Personal information
- Full name: Sione Utia-Katoa
- Born: 26 January 1995 (age 30) Lower Hutt, Wellington, New Zealand
- Height: 175 cm (5 ft 9 in)
- Weight: 93 kg (14 st 9 lb)

Playing information
- Position: Hooker
Club
| Years | Team | Pld | T | G | FG | P |
| 2015–19 | Penrith Panthers | 47 | 0 | 0 | 0 | 0 |
| 2020–21 | Canterbury Bulldogs | 28 | 0 | 0 | 0 | 0 |
|  | Total | 75 | 0 | 0 | 0 | 0 |
Representative
| Years | Team | Pld | T | G | FG | P |
| 2016–19 | Tonga | 11 | 1 | 0 | 0 | 4 |
| 2019 | Tonga 9s | 3 | 0 | 0 | 0 | 0 |
- Source: As of 25 November 2025
- Relatives: Isaiya Katoa (brother)

= Sione Katoa (rugby league, born 1995) =

Tonga international rugby league footballer

Sione Katoa (born 26 January 1995) is a Tonga international rugby league footballer who last played for the Canterbury-Bankstown Bulldogs in the NRL.

He previously played for the Penrith Panthers in the National Rugby League.

==Background==
Katoa was born in Lower Hutt, Wellington, New Zealand, and is of Tongan and Cook Island descent, and attended St. Bernard's College, Lower Hutt.

He came from a rugby background and played all of his junior rugby at Avalon Junior RFC. He represented rugby at Hutt and Wellington age grades before deciding to try rugby league. Most of his junior league was played at the Randwick Kingfishers and Upper Hutt Tigers, before moving to Australia and being signed by the Sydney Roosters. He played junior rugby league for the Glenmore Park Brumbies in the Penrith District Rugby League.

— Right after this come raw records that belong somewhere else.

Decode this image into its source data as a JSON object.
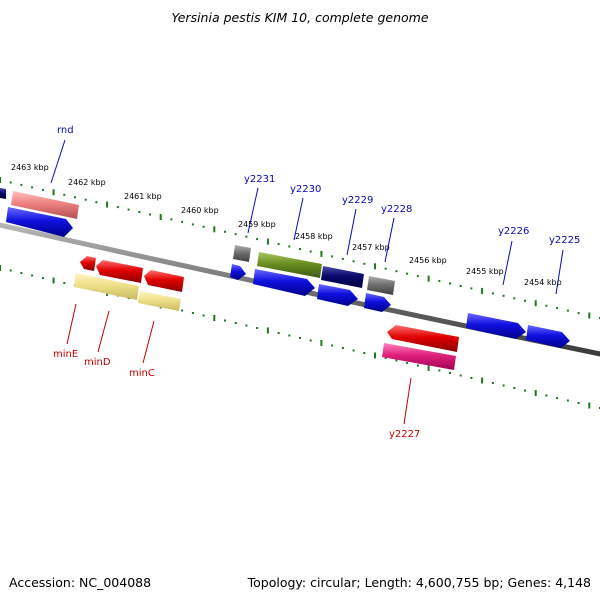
{
  "title": "Yersinia pestis KIM 10, complete genome",
  "accession": "Accession: NC_004088",
  "summary": "Topology: circular; Length: 4,600,755 bp; Genes: 4,148",
  "scale_labels": [
    "2463 kbp",
    "2462 kbp",
    "2461 kbp",
    "2460 kbp",
    "2459 kbp",
    "2458 kbp",
    "2457 kbp",
    "2456 kbp",
    "2455 kbp",
    "2454 kbp"
  ],
  "gene_labels_plus": [
    "rnd",
    "y2231",
    "y2230",
    "y2229",
    "y2228",
    "y2226",
    "y2225"
  ],
  "gene_labels_minus": [
    "minE",
    "minD",
    "minC",
    "y2227"
  ],
  "colors": {
    "backbone": "#7a7a7a",
    "tick": "#1f7a1f",
    "blue": "#1010e0",
    "red": "#e00000",
    "pink": "#f08080",
    "olive": "#6b8e23",
    "navy": "#0a0a6e",
    "gray": "#707070",
    "khaki": "#eee08a",
    "magenta": "#e0207a",
    "label_blue": "#0a0ab4",
    "label_red": "#c80000"
  }
}
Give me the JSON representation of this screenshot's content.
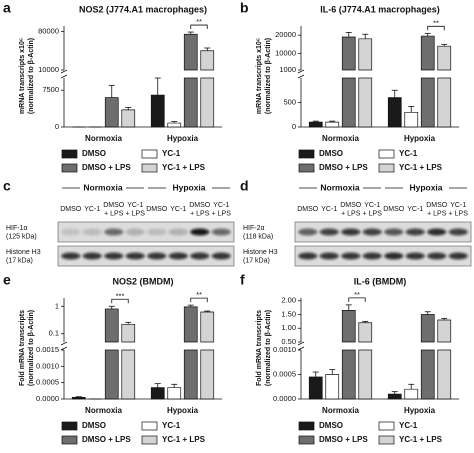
{
  "chart_data": [
    {
      "type": "bar",
      "panel": "a",
      "title": "NOS2 (J774.A1 macrophages)",
      "ylabel": [
        "mRNA transcripts x10⁶",
        "(normalized to β-Actin)"
      ],
      "categories": [
        "Normoxia",
        "Hypoxia"
      ],
      "series": [
        {
          "name": "DMSO",
          "color": "#1a1a1a",
          "values": [
            0,
            6500
          ],
          "errors": [
            0,
            3500
          ]
        },
        {
          "name": "YC-1",
          "color": "#ffffff",
          "values": [
            0,
            800
          ],
          "errors": [
            0,
            300
          ]
        },
        {
          "name": "DMSO + LPS",
          "color": "#6e6e6e",
          "values": [
            6000,
            75000
          ],
          "errors": [
            2500,
            4000
          ]
        },
        {
          "name": "YC-1 + LPS",
          "color": "#d4d4d4",
          "values": [
            3500,
            45000
          ],
          "errors": [
            500,
            5000
          ]
        }
      ],
      "segments": [
        {
          "ylim": [
            0,
            10000
          ],
          "yticks": [
            0,
            7500
          ]
        },
        {
          "ylim": [
            10000,
            90000
          ],
          "yticks": [
            10000,
            80000
          ]
        }
      ],
      "annotations": [
        {
          "text": "**",
          "category": "Hypoxia"
        }
      ]
    },
    {
      "type": "bar",
      "panel": "b",
      "title": "IL-6 (J774.A1 macrophages)",
      "ylabel": [
        "mRNA transcripts x10⁶",
        "(normalized to β-Actin)"
      ],
      "categories": [
        "Normoxia",
        "Hypoxia"
      ],
      "series": [
        {
          "name": "DMSO",
          "color": "#1a1a1a",
          "values": [
            100,
            600
          ],
          "errors": [
            20,
            150
          ]
        },
        {
          "name": "YC-1",
          "color": "#ffffff",
          "values": [
            100,
            300
          ],
          "errors": [
            20,
            120
          ]
        },
        {
          "name": "DMSO + LPS",
          "color": "#6e6e6e",
          "values": [
            19000,
            19500
          ],
          "errors": [
            2500,
            1500
          ]
        },
        {
          "name": "YC-1 + LPS",
          "color": "#d4d4d4",
          "values": [
            18000,
            14000
          ],
          "errors": [
            2500,
            1000
          ]
        }
      ],
      "segments": [
        {
          "ylim": [
            0,
            1000
          ],
          "yticks": [
            0,
            500
          ]
        },
        {
          "ylim": [
            1000,
            25000
          ],
          "yticks": [
            1000,
            10000,
            20000
          ]
        }
      ],
      "annotations": [
        {
          "text": "**",
          "category": "Hypoxia"
        }
      ]
    },
    {
      "type": "bar",
      "panel": "e",
      "title": "NOS2 (BMDM)",
      "ylabel": [
        "Fold mRNA transcripts",
        "(normalized to β-Actin)"
      ],
      "categories": [
        "Normoxia",
        "Hypoxia"
      ],
      "series": [
        {
          "name": "DMSO",
          "color": "#1a1a1a",
          "values": [
            5e-05,
            0.00035
          ],
          "errors": [
            2e-05,
            0.00012
          ]
        },
        {
          "name": "YC-1",
          "color": "#ffffff",
          "values": [
            0,
            0.00035
          ],
          "errors": [
            0,
            0.0001
          ]
        },
        {
          "name": "DMSO + LPS",
          "color": "#6e6e6e",
          "values": [
            0.8,
            0.95
          ],
          "errors": [
            0.2,
            0.15
          ]
        },
        {
          "name": "YC-1 + LPS",
          "color": "#d4d4d4",
          "values": [
            0.22,
            0.62
          ],
          "errors": [
            0.04,
            0.05
          ]
        }
      ],
      "segments": [
        {
          "ylim": [
            0,
            0.0015
          ],
          "yticks": [
            {
              "value": 0,
              "label": "0.0000"
            },
            {
              "value": 0.0005,
              "label": "0.0005"
            },
            {
              "value": 0.001,
              "label": "0.0010"
            },
            {
              "value": 0.0015,
              "label": "0.0015"
            }
          ]
        },
        {
          "ylim": [
            0.05,
            2
          ],
          "log": true,
          "yticks": [
            0.1,
            1
          ]
        }
      ],
      "annotations": [
        {
          "text": "***",
          "category": "Normoxia"
        },
        {
          "text": "**",
          "category": "Hypoxia"
        }
      ]
    },
    {
      "type": "bar",
      "panel": "f",
      "title": "IL-6 (BMDM)",
      "ylabel": [
        "Fold mRNA transcripts",
        "(normalized to β-Actin)"
      ],
      "categories": [
        "Normoxia",
        "Hypoxia"
      ],
      "series": [
        {
          "name": "DMSO",
          "color": "#1a1a1a",
          "values": [
            0.00045,
            0.0001
          ],
          "errors": [
            0.0001,
            5e-05
          ]
        },
        {
          "name": "YC-1",
          "color": "#ffffff",
          "values": [
            0.0005,
            0.0002
          ],
          "errors": [
            0.0001,
            0.0001
          ]
        },
        {
          "name": "DMSO + LPS",
          "color": "#6e6e6e",
          "values": [
            1.65,
            1.5
          ],
          "errors": [
            0.2,
            0.1
          ]
        },
        {
          "name": "YC-1 + LPS",
          "color": "#d4d4d4",
          "values": [
            1.2,
            1.3
          ],
          "errors": [
            0.05,
            0.06
          ]
        }
      ],
      "segments": [
        {
          "ylim": [
            0,
            0.001
          ],
          "yticks": [
            {
              "value": 0,
              "label": "0.0000"
            },
            {
              "value": 0.0005,
              "label": "0.0005"
            },
            {
              "value": 0.001,
              "label": "0.0010"
            }
          ]
        },
        {
          "ylim": [
            0.5,
            2.1
          ],
          "yticks": [
            {
              "value": 0.5,
              "label": "0.50"
            },
            {
              "value": 1,
              "label": "1.00"
            },
            {
              "value": 1.5,
              "label": "1.50"
            },
            {
              "value": 2,
              "label": "2.00"
            }
          ]
        }
      ],
      "annotations": [
        {
          "text": "**",
          "category": "Normoxia"
        }
      ]
    }
  ],
  "blots": [
    {
      "panel": "c",
      "groups": [
        "Normoxia",
        "Hypoxia"
      ],
      "lanes": [
        [
          "DMSO"
        ],
        [
          "YC-1"
        ],
        [
          "DMSO",
          "+ LPS"
        ],
        [
          "YC-1",
          "+ LPS"
        ],
        [
          "DMSO"
        ],
        [
          "YC-1"
        ],
        [
          "DMSO",
          "+ LPS"
        ],
        [
          "YC-1",
          "+ LPS"
        ]
      ],
      "rows": [
        [
          "HIF-1α",
          "(125 kDa)"
        ],
        [
          "Histone H3",
          "(17 kDa)"
        ]
      ]
    },
    {
      "panel": "d",
      "groups": [
        "Normoxia",
        "Hypoxia"
      ],
      "lanes": [
        [
          "DMSO"
        ],
        [
          "YC-1"
        ],
        [
          "DMSO",
          "+ LPS"
        ],
        [
          "YC-1",
          "+ LPS"
        ],
        [
          "DMSO"
        ],
        [
          "YC-1"
        ],
        [
          "DMSO",
          "+ LPS"
        ],
        [
          "YC-1",
          "+ LPS"
        ]
      ],
      "rows": [
        [
          "HIF-2α",
          "(118 kDa)"
        ],
        [
          "Histone H3",
          "(17 kDa)"
        ]
      ]
    }
  ]
}
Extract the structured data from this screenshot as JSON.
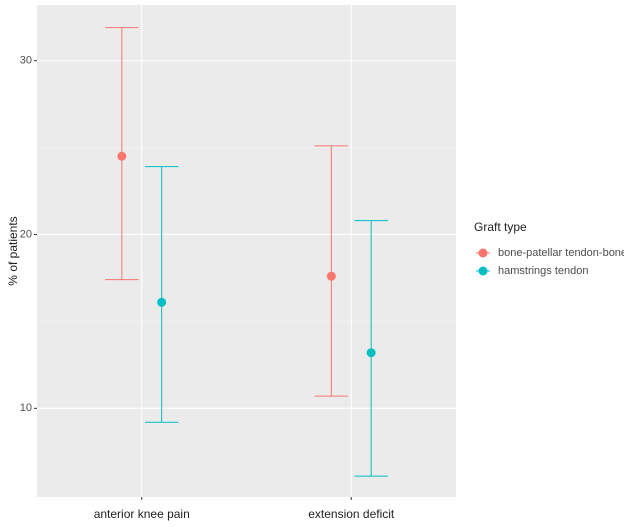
{
  "chart_data": {
    "type": "errorbar",
    "y_label": "% of patients",
    "legend_title": "Graft type",
    "categories": [
      "anterior knee pain",
      "extension deficit"
    ],
    "series": [
      {
        "name": "bone-patellar tendon-bone",
        "color": "#F8766D",
        "values": [
          24.5,
          17.6
        ],
        "lower": [
          17.4,
          10.7
        ],
        "upper": [
          31.9,
          25.1
        ]
      },
      {
        "name": "hamstrings tendon",
        "color": "#00BFC4",
        "values": [
          16.1,
          13.2
        ],
        "lower": [
          9.2,
          6.1
        ],
        "upper": [
          23.9,
          20.8
        ]
      }
    ],
    "ylim": [
      4.9,
      33.2
    ],
    "yticks": [
      10,
      20,
      30
    ],
    "y_minor_ticks": [
      15,
      25
    ],
    "grid": true,
    "legend": "right"
  }
}
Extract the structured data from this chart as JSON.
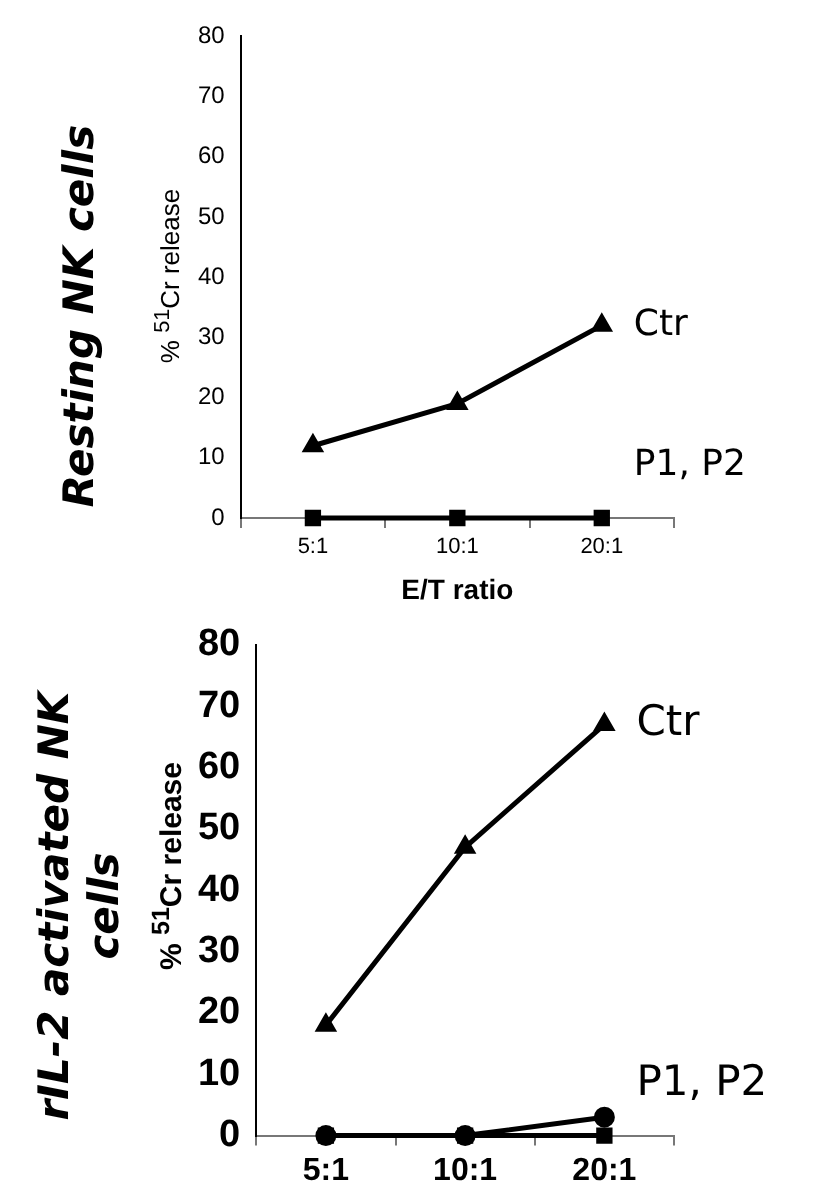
{
  "chart_data": [
    {
      "type": "line",
      "title": "Resting NK cells",
      "xlabel": "E/T ratio",
      "ylabel": "% $^{51}$Cr release",
      "categories": [
        "5:1",
        "10:1",
        "20:1"
      ],
      "ylim": [
        0,
        80
      ],
      "yticks": [
        0,
        10,
        20,
        30,
        40,
        50,
        60,
        70,
        80
      ],
      "series": [
        {
          "color": "#000000",
          "marker": "triangle",
          "values": [
            12,
            19,
            32
          ]
        },
        {
          "color": "#000000",
          "marker": "square",
          "values": [
            0,
            0,
            0
          ]
        }
      ],
      "annotations": [
        "Ctr",
        "P1, P2"
      ]
    },
    {
      "type": "line",
      "title": "rIL-2 activated NK cells",
      "ylabel": "% $^{51}$Cr release",
      "categories": [
        "5:1",
        "10:1",
        "20:1"
      ],
      "ylim": [
        0,
        80
      ],
      "yticks": [
        0,
        10,
        20,
        30,
        40,
        50,
        60,
        70,
        80
      ],
      "series": [
        {
          "color": "#000000",
          "marker": "triangle",
          "values": [
            18,
            47,
            67
          ]
        },
        {
          "color": "#000000",
          "marker": "square",
          "values": [
            0,
            0,
            0
          ]
        },
        {
          "color": "#000000",
          "marker": "circle",
          "values": [
            0,
            0,
            3
          ]
        }
      ],
      "annotations": [
        "Ctr",
        "P1, P2"
      ]
    }
  ]
}
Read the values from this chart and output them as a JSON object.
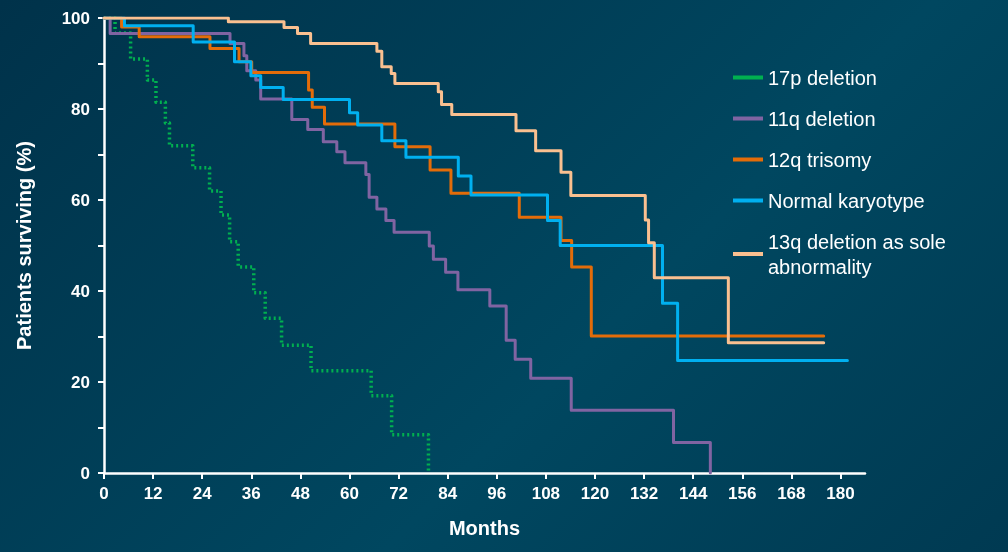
{
  "chart_data": {
    "type": "step",
    "xlabel": "Months",
    "ylabel": "Patients surviving (%)",
    "xlim": [
      0,
      186
    ],
    "ylim": [
      0,
      100
    ],
    "xticks": [
      0,
      12,
      24,
      36,
      48,
      60,
      72,
      84,
      96,
      108,
      120,
      132,
      144,
      156,
      168,
      180
    ],
    "yticks": [
      0,
      {
        "value": 10,
        "label": null
      },
      20,
      {
        "value": 30,
        "label": null
      },
      40,
      {
        "value": 50,
        "label": null
      },
      60,
      {
        "value": 70,
        "label": null
      },
      80,
      {
        "value": 90,
        "label": null
      },
      100
    ],
    "grid": false,
    "legend": "top right",
    "marker": "none",
    "series": [
      {
        "name": "17p deletion",
        "color": "#00b050",
        "line_style": "dotted",
        "x": [
          0,
          2.7,
          6.5,
          10.6,
          12.7,
          15,
          16,
          21.7,
          25.8,
          28.6,
          30.7,
          32.8,
          36.6,
          39.4,
          43.4,
          50.6,
          65.3,
          70.3,
          79.3
        ],
        "values": [
          100,
          96.7,
          91,
          86.4,
          81.5,
          76.9,
          71.9,
          67.1,
          62,
          56.7,
          50.8,
          45.3,
          39.6,
          34,
          28.1,
          22.5,
          17,
          8.4,
          0
        ]
      },
      {
        "name": "11q deletion",
        "color": "#8064a2",
        "line_style": "solid",
        "x": [
          0,
          1.5,
          30.8,
          34.2,
          34.9,
          37.1,
          38.3,
          45.9,
          49.8,
          53.6,
          56.9,
          58.9,
          64,
          64.8,
          66.7,
          68.9,
          70.9,
          79.5,
          80.5,
          83.5,
          86.5,
          94.3,
          98.3,
          100.5,
          104.3,
          114.2,
          139.2,
          148.2
        ],
        "values": [
          100,
          96.6,
          94.4,
          91.7,
          88.4,
          86.4,
          82.2,
          77.7,
          75.5,
          72.8,
          70.6,
          68.2,
          65.6,
          60.6,
          58,
          55.5,
          52.9,
          49.9,
          47,
          44.1,
          40.3,
          36.7,
          29.2,
          25,
          20.8,
          13.8,
          6.7,
          0
        ]
      },
      {
        "name": "12q trisomy",
        "color": "#e36c09",
        "line_style": "solid",
        "x": [
          0,
          4.3,
          8.6,
          25.9,
          33,
          36.1,
          50,
          50.9,
          53.9,
          71.1,
          79.7,
          84.8,
          101.5,
          111.7,
          114.3,
          119.1,
          175.9
        ],
        "values": [
          100,
          98,
          95.9,
          93.3,
          90.4,
          88,
          84.2,
          80.4,
          76.7,
          71.7,
          66.6,
          61.5,
          56.2,
          51.1,
          45.3,
          30.1,
          30.1
        ]
      },
      {
        "name": "Normal karyotype",
        "color": "#00b0f0",
        "line_style": "solid",
        "x": [
          0,
          5,
          21.8,
          31.9,
          35.9,
          38.3,
          43.8,
          60,
          62,
          67.9,
          73.8,
          86.6,
          89.7,
          108.4,
          111.5,
          136.5,
          140.2,
          181.7
        ],
        "values": [
          100,
          98.3,
          94.7,
          90.4,
          87.3,
          84.7,
          82.1,
          79.2,
          76.5,
          73,
          69.4,
          65.3,
          61.1,
          55.5,
          50,
          37.3,
          24.7,
          24.7
        ]
      },
      {
        "name": "13q deletion as sole abnormality",
        "color": "#fac090",
        "line_style": "solid",
        "x": [
          0,
          30.4,
          44,
          47.3,
          50.5,
          66.7,
          67.9,
          70.2,
          71.1,
          81.7,
          82.5,
          85,
          100.7,
          105.5,
          111.7,
          114.1,
          132.3,
          133.1,
          134.5,
          152.6,
          175.9
        ],
        "values": [
          100,
          99.2,
          97.9,
          96.6,
          94.4,
          92.7,
          89.3,
          87.8,
          85.6,
          83.8,
          81,
          78.8,
          75.2,
          70.8,
          66.1,
          61,
          55.6,
          50.6,
          42.9,
          28.6,
          28.6
        ]
      }
    ]
  }
}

His brother Isaiya Katoa is a fellow Tonga international.

==Playing career==
===Early career===
In 2013, Katoa joined the Penrith Panthers and played for their NYC team in 2014 and 2015.

===2015===
In 2015, Katoa graduated on to the Panthers' New South Wales Cup team and captained the side later. On 2 May, he played for the Junior Kiwis against the Junior Kangaroos. On 10 June, he re-signed with the Panthers on a 2-year contract. In Round 26 of the 2015 NRL season, he made his NRL debut for the Panthers against the Newcastle Knights. On 11 September, he was named in the 58-man Tonga squad to play the Cook Islands on 17 October.

===2016===
In February, Katoa played for the Panthers in the 2016 NRL Auckland Nines. On 7 May, he made his international debut for Tonga against Samoa in the 2016 Polynesian Cup.

===2017===
Katoa was a member of the Penrith Panthers side that won the 2017 Intrust Super Premiership NSW and the 2017 NRL State Championship.

===2018===
Katoa made 20 appearances for Penrith in the 2018 NRL season as the club finished 5th and reached the elimination final before being defeated by Cronulla-Sutherland 21-20 at the Sydney Football Stadium.

===2019===
Katoa made a total of 15 appearances for Penrith in the 2019 NRL season as the club finished 10th on the table and missed out on the finals for the first time since 2015.. It was a disappointing end to the season for Penrith as they had been tipped by many to reach the finals series and be one of the contenders for the premiership. At one stage of the season, the club sat last on the table before a mid-season revival lifted them off the bottom to finish just outside the finals places.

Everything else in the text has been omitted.